Jeni Barnett tells of her scrumptious time at Good Food Live in her first audiobook! Download NOW from iTunes

Comments

1. At October 3, 2007 3:11 PM chrissie carcassonne wrote:

Hi Jeni,
Just loved the leotard story. What a life lesson that was, and perhaps, although it was tragic at the time, it has saved you from horrid sort-outs later in life.
As for me...Regrets, I've had a few, but then again too few to mention!(Well, OK then, over a drink one evening.)
A man opened the door for an angry young "woman’s libber" who rounded on him and said..."you don't have to open the door for me because I'm a Lady". His reply was..."I open the door for you because I am a Gentleman"!!
Chrissie x x

2. At October 3, 2007 3:53 PM Sue Campbell wrote:

Jeni - thank you for telling us about your experience at the Central School of Speech and Drama - I was very sad for you but pleased that you didn't let it get you down and can look back at it and other things, in the right way. Clearly, you have a lot to be thankful for now and that's what is important.

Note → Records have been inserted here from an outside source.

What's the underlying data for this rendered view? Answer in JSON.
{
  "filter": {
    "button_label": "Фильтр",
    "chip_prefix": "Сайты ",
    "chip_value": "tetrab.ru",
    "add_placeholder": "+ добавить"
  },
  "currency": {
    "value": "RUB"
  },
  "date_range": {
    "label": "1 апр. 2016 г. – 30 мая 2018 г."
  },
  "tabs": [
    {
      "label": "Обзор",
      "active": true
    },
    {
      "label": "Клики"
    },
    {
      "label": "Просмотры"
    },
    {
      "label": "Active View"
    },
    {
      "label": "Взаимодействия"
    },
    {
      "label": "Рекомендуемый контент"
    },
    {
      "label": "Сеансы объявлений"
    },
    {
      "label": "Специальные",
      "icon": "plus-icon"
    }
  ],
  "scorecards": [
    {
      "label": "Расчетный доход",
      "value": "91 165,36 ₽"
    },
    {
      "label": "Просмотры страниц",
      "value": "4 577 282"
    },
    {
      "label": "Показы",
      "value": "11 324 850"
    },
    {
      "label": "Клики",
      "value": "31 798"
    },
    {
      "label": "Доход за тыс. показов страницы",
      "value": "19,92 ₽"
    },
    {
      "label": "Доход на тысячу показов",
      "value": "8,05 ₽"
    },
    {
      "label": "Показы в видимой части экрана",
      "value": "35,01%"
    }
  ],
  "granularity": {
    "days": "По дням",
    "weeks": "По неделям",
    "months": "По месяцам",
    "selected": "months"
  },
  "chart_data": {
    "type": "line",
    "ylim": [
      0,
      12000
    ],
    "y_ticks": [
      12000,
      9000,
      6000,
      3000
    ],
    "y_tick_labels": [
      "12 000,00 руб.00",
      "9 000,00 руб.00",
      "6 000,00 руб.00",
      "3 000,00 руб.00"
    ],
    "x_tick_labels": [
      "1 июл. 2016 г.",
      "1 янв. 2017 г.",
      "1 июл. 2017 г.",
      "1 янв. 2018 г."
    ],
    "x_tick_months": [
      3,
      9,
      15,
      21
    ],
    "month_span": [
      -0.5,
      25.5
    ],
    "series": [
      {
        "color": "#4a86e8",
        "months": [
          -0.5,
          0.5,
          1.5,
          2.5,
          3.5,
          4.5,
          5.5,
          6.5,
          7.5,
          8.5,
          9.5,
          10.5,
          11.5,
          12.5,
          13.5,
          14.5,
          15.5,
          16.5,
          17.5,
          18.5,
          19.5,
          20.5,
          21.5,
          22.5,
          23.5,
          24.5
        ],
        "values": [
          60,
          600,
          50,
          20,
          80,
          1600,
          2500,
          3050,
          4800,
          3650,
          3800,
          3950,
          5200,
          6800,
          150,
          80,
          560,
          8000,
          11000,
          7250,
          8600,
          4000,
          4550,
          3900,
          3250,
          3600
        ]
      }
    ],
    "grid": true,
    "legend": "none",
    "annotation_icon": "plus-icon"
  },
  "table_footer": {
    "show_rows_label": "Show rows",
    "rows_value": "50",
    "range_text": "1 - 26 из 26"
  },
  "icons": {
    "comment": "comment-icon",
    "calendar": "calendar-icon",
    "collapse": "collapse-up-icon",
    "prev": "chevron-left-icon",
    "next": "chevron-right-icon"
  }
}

3. At October 3, 2007 6:47 PM judi4 wrote:

Dear Jeni, You're sounding much better today - GOOD! (who is this Jean person who thinks you're being self indulgent? You just carry on being you)
When you started this blog you mentioned a tv series in the autumn, but you couldn't tell us about it. Well was it this british dish thing on ITV? Its trying to be The Peoples Cookbook but not as good - and the presenter is awful, Mr Personality he ain't. We're going to Blackpool tomorrow supposedly to see the lights, but really to eat Harry Ramsdens! xx

4. At October 3, 2007 8:34 PM joy smart wrote:

Did you get taken in by Sainsburys offer last week of buy one get one free on the chocolate hob nobs? I bought them for the kids really but eat one and "who ate all the hob nobs?" is shouted from the kitchen as i sit in slumber watching that cookery programme with Ainsley that has gone horribly 'updated'.

5. At October 4, 2007 11:20 PM Francis wrote:

Oh, oh, oh! I get to use my interesting fact here! Females have gonads too! It's true!

Other than that, I'm glad you're okay, the blog is good reading and I still haven't bumped into you around TW since Longplayer shut!

6. At October 11, 2007 1:45 PM tony critchley wrote:

Jenni - Are the rumours correct that you are to appear on our screens again soon ?
I hope very much so, you are truly missed.